OTTER: A Red-Teaming System for Toxicity-Evading Jailbreak Prompt Optimization
OTTER is a red-teaming system that generates jailbreak prompts specifically designed to evade toxicity detectors while maintaining attack effectiveness, exploiting the semantic gap between toxicity detection and safety alignment.
Focus: OTTER targets a specific practical gap: safety systems that layer a toxicity detector on top of an LLM can be bypassed by attacks that produce non-toxic intermediates that nonetheless guide the model to harmful outputs. OTTER systematically searches for such attacks, directly challenging the defence-in-depth assumption that toxicity detection and alignment are complementary.
Key Insights
- Toxicity vs. harmfulness divergence: A prompt can be formally non-toxic (no profanity, no slurs, no explicit content) while still eliciting harmful outputs — OTTER exploits this gap by generating attacks that score low on toxicity classifiers but high on the downstream harm objective.

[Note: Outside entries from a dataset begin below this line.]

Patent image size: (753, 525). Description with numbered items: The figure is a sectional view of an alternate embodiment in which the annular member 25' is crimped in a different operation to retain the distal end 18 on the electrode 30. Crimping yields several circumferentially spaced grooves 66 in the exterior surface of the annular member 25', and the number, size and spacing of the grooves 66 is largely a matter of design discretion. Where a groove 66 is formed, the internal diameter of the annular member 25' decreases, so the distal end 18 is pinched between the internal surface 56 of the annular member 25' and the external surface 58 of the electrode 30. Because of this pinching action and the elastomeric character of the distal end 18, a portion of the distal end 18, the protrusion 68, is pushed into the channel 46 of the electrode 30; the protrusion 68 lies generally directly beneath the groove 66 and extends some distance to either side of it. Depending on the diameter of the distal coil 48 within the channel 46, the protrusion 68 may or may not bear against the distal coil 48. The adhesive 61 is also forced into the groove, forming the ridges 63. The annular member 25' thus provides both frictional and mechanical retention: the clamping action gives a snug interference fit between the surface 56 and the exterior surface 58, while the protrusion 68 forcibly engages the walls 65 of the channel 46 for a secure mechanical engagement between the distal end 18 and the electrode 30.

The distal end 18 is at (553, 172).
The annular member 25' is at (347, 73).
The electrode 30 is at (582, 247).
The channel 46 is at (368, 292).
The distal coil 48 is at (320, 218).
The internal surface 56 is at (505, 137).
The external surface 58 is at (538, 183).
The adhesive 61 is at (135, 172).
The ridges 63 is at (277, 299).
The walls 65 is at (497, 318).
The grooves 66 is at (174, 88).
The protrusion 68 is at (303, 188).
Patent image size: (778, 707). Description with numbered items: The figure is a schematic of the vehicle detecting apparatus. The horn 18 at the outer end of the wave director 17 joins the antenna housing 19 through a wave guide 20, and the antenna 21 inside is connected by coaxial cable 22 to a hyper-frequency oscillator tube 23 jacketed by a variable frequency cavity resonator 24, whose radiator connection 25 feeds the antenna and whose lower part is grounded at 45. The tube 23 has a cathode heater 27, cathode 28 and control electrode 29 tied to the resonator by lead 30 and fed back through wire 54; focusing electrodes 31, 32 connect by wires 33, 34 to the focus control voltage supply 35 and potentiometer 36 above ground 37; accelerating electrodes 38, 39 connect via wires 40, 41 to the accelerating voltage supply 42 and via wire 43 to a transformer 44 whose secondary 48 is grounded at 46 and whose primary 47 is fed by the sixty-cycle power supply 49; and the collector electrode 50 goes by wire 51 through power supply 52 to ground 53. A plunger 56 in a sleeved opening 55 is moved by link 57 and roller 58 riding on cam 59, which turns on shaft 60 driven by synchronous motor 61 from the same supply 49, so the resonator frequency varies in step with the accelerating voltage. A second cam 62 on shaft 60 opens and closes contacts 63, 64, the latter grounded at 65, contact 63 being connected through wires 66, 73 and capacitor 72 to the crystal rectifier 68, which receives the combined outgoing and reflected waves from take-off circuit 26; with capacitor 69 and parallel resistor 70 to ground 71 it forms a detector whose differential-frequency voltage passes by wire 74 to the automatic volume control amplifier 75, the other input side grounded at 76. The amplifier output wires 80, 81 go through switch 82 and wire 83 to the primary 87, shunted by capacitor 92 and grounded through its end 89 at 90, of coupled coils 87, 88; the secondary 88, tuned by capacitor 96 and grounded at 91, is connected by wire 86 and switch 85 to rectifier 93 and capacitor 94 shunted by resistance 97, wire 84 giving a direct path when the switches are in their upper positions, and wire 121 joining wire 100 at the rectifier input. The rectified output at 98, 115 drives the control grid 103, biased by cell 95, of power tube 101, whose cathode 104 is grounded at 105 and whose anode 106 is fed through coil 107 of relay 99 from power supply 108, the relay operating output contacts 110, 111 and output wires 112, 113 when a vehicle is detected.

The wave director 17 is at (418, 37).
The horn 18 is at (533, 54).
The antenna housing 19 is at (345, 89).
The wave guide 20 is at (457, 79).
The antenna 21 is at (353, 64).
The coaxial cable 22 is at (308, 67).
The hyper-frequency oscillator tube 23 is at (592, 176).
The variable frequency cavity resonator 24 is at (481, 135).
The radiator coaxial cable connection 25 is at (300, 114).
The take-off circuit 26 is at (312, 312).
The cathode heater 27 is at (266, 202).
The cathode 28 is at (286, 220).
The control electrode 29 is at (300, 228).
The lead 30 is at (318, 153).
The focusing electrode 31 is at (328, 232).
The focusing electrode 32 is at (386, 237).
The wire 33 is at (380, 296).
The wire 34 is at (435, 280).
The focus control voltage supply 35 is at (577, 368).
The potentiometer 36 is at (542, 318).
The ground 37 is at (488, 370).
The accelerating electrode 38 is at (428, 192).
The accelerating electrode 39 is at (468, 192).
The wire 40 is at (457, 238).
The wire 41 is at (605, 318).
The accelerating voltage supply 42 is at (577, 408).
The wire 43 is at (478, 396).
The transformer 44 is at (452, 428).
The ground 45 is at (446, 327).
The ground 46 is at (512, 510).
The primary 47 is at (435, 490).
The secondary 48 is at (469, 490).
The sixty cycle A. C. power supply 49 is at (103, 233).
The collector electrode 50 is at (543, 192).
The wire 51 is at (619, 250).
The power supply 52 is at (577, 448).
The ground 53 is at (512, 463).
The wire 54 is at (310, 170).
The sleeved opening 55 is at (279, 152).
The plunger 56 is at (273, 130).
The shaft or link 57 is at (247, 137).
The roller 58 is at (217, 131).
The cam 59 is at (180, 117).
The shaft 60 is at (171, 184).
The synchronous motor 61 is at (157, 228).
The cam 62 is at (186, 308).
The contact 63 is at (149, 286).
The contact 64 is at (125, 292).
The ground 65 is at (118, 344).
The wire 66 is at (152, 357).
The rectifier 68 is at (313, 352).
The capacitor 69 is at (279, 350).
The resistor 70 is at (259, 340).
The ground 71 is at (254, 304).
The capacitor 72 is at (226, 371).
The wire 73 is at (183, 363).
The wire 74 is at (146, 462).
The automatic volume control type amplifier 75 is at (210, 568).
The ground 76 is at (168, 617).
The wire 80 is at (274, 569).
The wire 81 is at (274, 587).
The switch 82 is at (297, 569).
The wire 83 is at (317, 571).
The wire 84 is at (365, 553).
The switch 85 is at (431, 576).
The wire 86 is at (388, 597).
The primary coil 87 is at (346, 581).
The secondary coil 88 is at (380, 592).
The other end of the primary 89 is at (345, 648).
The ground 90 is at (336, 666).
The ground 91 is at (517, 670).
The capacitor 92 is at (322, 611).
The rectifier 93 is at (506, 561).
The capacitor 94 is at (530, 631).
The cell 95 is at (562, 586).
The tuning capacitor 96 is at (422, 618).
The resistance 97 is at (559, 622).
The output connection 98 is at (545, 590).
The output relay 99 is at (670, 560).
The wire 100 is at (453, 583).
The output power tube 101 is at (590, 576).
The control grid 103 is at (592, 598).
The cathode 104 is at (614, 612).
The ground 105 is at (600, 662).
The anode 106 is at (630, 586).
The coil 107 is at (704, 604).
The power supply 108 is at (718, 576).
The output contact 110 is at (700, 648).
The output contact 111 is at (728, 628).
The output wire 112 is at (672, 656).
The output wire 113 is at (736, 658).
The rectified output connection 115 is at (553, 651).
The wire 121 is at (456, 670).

- Multi-objective optimisation: OTTER optimises for both attack effectiveness (maximises harmful output) and toxicity evasion (minimises toxicity classifier score) simultaneously, using a Pareto frontier approach to find attacks that satisfy both objectives.
- Transferability to production systems: The paper evaluates OTTER against production moderation APIs (not just research classifiers), demonstrating practical threat relevance.
Failure-First Relevance
OTTER is a practical demonstration of why the Failure-First pipeline rejects heuristic classifiers (Operating Rule #21: “Heuristic classifiers lie”). Toxicity detection is a heuristic classifier — it measures response style, not semantic harm. OTTER provides adversarial evidence that defence systems built on toxicity detection can be systematically bypassed, reinforcing the Failure-First requirement for LLM-based grading rather than keyword or toxicity-score-based grading.